L'échec de la mission de Zinni est prévisible puisqu'elle n'agira pas sérieusement en ce qui concerne les requêtes palestiniennes : la levée du blocus israélien, le retrait des colons et des soldats de l'occupation des territoires palestiniens autonomes réoccupés, l'application des accords pré-signés, l'arrêt de l'utilisation des avions de fabrication américaine dans le bombardement des villes palestiniennes — ce qui représente une violation des lois américaines qui interdissent l'emploi d'équipements et armes américaines dans l'attaque et l'occupation des territoires d'autrui. Ces requêtes légitimes, que l'Administration américaine peut en grande partie réaliser, semblent totalement absentes de la pensée américaine et des missions de Cheney et de Zinni.

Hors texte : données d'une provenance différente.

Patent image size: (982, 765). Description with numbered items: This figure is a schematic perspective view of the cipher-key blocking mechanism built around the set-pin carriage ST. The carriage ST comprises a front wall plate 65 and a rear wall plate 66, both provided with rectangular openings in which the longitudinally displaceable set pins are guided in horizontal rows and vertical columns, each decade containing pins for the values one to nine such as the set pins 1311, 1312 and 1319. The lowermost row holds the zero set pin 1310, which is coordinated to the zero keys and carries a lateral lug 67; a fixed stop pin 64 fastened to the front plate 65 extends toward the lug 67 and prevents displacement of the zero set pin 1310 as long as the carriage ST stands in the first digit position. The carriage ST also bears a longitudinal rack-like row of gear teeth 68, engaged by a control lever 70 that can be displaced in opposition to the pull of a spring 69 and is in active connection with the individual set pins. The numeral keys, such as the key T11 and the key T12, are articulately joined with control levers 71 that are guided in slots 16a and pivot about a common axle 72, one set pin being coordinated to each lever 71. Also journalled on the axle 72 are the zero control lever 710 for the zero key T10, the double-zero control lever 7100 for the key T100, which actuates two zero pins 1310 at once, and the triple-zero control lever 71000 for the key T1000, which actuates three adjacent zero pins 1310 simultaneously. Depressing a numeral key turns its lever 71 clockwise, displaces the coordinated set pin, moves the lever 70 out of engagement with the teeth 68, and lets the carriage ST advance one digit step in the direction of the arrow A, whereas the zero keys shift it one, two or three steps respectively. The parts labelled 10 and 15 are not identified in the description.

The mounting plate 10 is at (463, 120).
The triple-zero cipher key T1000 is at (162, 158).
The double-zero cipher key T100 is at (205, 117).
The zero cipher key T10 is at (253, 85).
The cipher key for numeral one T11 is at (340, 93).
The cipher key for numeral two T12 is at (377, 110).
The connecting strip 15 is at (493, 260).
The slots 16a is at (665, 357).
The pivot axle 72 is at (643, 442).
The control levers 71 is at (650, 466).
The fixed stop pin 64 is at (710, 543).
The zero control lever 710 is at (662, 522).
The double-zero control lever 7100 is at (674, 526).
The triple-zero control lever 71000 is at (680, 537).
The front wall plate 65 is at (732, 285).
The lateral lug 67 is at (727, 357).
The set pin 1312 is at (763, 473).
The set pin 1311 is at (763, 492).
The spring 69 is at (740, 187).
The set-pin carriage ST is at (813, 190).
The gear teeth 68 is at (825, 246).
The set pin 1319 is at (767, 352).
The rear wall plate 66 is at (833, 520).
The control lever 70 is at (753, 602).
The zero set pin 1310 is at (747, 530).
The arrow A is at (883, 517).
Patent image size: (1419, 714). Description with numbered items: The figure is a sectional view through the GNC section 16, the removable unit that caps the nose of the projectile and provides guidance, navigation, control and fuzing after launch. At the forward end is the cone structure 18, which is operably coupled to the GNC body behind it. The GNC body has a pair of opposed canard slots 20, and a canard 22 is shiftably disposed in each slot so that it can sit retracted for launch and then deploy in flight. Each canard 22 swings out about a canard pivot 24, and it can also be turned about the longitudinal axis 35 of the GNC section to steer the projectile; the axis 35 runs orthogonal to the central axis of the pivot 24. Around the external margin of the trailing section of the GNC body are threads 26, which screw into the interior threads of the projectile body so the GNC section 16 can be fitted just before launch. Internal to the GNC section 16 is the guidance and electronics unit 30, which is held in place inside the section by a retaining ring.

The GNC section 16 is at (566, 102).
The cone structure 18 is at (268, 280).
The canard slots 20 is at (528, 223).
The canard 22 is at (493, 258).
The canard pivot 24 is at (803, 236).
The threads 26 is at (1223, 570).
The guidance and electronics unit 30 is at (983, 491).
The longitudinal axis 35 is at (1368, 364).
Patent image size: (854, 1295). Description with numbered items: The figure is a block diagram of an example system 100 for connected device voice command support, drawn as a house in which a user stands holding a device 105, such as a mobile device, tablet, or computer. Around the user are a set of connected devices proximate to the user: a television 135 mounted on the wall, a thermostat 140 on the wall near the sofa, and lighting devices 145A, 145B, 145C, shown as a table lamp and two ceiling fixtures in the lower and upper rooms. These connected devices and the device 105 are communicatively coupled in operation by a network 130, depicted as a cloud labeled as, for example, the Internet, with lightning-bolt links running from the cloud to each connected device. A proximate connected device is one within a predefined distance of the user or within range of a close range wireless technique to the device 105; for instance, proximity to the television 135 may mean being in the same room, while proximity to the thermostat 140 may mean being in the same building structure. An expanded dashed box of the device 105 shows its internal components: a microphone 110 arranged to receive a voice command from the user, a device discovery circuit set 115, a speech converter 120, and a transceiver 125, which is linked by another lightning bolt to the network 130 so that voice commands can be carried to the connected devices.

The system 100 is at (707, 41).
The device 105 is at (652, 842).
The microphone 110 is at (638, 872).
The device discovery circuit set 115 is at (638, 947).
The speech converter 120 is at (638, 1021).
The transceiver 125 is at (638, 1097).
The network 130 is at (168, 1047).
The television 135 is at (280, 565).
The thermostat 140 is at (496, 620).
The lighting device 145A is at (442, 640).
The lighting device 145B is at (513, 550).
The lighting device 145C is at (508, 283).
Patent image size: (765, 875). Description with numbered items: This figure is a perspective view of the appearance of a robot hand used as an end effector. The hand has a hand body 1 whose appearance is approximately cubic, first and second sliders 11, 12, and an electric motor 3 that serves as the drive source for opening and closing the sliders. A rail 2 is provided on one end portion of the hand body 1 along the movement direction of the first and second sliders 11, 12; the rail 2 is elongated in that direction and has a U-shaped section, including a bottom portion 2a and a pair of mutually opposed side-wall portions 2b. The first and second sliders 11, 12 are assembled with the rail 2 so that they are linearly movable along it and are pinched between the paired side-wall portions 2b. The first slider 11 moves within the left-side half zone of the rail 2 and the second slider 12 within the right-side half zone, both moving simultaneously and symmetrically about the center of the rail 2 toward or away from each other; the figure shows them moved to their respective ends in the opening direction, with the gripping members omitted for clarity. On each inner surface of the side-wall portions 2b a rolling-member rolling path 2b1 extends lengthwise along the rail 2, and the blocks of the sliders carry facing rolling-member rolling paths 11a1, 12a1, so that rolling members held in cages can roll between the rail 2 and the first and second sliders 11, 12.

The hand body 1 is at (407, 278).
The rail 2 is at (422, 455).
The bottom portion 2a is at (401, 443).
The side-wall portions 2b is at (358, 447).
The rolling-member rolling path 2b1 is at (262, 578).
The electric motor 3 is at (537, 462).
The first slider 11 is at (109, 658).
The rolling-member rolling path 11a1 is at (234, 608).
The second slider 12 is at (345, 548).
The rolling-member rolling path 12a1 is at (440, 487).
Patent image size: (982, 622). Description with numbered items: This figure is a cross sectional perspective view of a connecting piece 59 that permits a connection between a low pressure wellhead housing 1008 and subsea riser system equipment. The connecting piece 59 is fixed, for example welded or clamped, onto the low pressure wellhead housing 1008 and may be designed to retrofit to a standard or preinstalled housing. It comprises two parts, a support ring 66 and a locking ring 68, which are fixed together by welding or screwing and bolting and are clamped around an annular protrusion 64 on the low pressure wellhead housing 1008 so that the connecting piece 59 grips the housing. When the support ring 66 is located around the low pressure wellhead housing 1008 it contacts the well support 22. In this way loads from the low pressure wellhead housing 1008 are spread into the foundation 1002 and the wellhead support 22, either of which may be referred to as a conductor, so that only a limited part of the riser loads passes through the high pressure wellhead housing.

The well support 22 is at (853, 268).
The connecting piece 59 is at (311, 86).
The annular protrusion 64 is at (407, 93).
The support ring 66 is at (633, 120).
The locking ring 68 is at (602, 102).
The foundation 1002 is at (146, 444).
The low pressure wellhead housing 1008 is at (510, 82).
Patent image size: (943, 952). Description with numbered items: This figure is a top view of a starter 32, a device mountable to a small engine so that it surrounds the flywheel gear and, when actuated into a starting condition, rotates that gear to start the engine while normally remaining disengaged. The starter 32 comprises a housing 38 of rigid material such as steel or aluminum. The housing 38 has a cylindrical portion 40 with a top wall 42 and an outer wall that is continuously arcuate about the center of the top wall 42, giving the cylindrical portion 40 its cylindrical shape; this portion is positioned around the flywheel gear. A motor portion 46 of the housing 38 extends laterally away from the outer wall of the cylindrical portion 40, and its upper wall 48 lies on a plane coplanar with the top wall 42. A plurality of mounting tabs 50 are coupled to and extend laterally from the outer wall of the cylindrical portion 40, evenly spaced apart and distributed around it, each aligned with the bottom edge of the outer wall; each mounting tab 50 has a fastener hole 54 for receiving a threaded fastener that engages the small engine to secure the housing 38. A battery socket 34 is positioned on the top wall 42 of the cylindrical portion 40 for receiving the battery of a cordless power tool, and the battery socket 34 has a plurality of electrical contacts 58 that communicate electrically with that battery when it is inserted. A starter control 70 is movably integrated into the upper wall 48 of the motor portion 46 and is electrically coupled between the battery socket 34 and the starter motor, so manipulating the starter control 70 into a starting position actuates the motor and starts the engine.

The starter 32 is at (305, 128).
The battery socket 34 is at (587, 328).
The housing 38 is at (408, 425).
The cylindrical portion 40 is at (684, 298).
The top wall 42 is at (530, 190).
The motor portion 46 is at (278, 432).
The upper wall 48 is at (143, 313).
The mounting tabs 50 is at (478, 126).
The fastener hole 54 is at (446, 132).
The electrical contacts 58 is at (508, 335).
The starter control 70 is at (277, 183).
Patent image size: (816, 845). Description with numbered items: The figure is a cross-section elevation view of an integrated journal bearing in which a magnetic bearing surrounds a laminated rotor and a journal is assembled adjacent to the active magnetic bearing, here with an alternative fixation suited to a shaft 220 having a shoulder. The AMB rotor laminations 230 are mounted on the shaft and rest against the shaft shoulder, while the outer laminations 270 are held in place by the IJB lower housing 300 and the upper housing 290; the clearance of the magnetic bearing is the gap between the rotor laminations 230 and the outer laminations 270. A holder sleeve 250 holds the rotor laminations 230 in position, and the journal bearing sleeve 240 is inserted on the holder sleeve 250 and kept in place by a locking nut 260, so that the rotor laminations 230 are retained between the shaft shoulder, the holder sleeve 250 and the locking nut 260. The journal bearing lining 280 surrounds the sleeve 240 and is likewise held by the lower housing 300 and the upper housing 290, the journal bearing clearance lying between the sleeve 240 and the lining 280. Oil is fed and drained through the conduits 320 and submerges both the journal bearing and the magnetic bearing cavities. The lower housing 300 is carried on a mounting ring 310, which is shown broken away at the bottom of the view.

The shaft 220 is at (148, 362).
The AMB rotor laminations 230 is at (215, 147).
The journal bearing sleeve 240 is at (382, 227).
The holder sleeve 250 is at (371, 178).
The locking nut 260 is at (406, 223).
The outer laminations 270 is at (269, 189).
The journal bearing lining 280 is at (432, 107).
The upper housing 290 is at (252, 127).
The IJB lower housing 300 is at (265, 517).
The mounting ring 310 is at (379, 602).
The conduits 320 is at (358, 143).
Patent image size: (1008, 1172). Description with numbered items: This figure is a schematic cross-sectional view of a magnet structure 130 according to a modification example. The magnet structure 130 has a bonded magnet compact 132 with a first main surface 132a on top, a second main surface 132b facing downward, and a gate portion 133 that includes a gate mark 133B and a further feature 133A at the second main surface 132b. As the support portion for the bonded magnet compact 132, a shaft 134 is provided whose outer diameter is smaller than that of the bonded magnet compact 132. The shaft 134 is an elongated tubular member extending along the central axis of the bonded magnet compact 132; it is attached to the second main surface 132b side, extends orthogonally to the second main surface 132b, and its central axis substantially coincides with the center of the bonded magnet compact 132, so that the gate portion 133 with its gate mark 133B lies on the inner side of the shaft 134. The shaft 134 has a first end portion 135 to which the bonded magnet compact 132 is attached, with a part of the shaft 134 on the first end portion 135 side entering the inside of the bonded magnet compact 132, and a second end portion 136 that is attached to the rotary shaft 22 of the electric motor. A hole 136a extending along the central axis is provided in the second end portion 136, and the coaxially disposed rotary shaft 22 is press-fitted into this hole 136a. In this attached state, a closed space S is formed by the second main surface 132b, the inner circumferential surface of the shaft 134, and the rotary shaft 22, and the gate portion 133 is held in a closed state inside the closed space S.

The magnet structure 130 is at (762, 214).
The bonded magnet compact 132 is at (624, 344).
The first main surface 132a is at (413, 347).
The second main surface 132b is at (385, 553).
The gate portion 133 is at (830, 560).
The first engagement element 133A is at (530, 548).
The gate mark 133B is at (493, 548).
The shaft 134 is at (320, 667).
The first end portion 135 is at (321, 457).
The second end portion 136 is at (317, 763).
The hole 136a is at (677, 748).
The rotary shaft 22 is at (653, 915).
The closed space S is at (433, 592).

Il aurait fallu reformuler la mission de Zinni de sorte qu'elle soit plus globale et qu'elle reflète les évolutions que Washington lui-même a contribué à créer à travers la promulgation de la résolution internationale n° 1 397. En d'autres termes, il aurait fallu intégrer les sujets de la sécurité avec les négociations, le retrait israélien, l'instauration de l'Etat palestinien indépendant de sorte à introduire un rôle américain plus soucieux du règlement politique global, au lieu d'essayer seulement de se soucier d'obtenir un soutien pour une frappe militaire américaine contre l'Iraq. Une frappe qui ne fera qu'aggraver la situation régionale.
Après tous leurs sacrifices et toutes leurs souffrances, les Palestiniens ne peuvent plus se contenter de présenter davantage de sécurité aux Israéliens, de rester silencieux face à la destruction des symboles de leur Autorité nationale, d'accepter les politiques pour affamer les populations, et de destruction de leurs propriétés et infrastructures en contrepartie de simples promesses sur le soutien d'un Etat palestinien à l'avenir. Un Etat palestinien qui ne verra le jour, selon la stratégie américaine elle-même, que lorsqu'Israël sera satisfait de ses caractéristiques, de ses frontières et de sa capitale à travers des négociations non équilibrées entre une force sauvage et une partie faible qui ne possède rien sinon des droits légitimes. De plus, la sécurité régionale, ainsi que les intérêts américains eux-mêmes, ne se réaliseront pas par l'attaque militaire d'un autre peuple arabe.
En faisant fi des positions arabes soutenant la paix juste et globale, les Américains ne font qu'accentuer le manque de confiance envers leur politique.